Moreover, Nigeria had also turn to dumping ground for all kinds of imported consumable goods and our infant industries are subjected to serious competition with the foreign industries and therefore, the total output, income and investment are all reduced thereby bringing about an unavoidable increase in unemployment and poverty.
Therefore, it is important to pay attention on population and all those that accompanied it and examine its impact on the demand for imported consumable goods in Nigeria. On a view to examine whether it is beneficial or not and to suggest how Nigeria economy can be improved.
1.3 Research Questions
- To what extent has population impacted on demand for imported consumable goods?
- Do long-run relationship exist between population and demand for imported consumable goods?
1.4 Objectives Of The Study
The major objectives are as follows
- To empirically investigate the impact of population on Demand for imported consumable goods in Nigeria.
- To ascertain the extent of long-run relationship existing between population and demand for imported consumable goods in Nigeria.
1.5 Hypothesis Of The Study
The hypothesis of the study are started below to guide the researcher.
Ho: Population do not have impact on demand for imported consumable goods in Nigeria economy
Ho: There is no long run relationship existing between population and demand for imported consumable goods.
1.6 Significance Of The Study
This study will help to change consumption patterns of foreign goods to indigenous goods. It will help to create sustainable development and a high living standard for all Nigerians. It will also serve as a guide to economic student for further research and those in the related field of study. It will also help to form appropriate device for right policy formations for solving economic problems.

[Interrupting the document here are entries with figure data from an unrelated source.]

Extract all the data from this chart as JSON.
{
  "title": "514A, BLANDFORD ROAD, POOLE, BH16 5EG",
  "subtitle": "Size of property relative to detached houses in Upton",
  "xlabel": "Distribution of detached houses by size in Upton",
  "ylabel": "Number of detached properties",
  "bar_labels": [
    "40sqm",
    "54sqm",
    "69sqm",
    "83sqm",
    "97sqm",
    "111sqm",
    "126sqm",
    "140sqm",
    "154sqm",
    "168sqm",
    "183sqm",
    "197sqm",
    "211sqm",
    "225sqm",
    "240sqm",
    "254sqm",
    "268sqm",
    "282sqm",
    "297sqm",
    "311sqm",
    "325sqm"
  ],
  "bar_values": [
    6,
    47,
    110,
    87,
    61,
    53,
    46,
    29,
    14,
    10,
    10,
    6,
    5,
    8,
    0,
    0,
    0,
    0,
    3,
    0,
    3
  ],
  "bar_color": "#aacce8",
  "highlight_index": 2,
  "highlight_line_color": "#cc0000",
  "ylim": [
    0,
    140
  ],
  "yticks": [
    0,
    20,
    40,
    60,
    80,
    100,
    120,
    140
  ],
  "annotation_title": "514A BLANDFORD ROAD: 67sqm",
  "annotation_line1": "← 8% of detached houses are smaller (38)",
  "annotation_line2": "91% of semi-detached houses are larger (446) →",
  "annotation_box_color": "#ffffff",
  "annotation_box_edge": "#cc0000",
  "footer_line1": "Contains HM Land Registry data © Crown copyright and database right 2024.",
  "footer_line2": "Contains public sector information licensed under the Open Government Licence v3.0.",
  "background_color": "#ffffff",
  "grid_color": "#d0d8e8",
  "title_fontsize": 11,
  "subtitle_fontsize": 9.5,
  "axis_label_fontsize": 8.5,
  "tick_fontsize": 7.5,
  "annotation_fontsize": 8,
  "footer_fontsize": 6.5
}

1.7 Scopes And Limitations Of The Study
The project covers all the facet of population on demand for imported consumable goods. The time frame of this project is 1981-2014 was chosen because it allows an analysis of the import of consumable goods and the impact population had on it. This study is basically restricted to the impact of population on demand for imported consumable goods on the Nigeria economy growth. The researcher was not able to gather all the necessary materials from all the secondary sources needed for the study. Also as a student still dependent. She is limited by finance that would have ensured consistency. Combining the research with academic work was also not easy.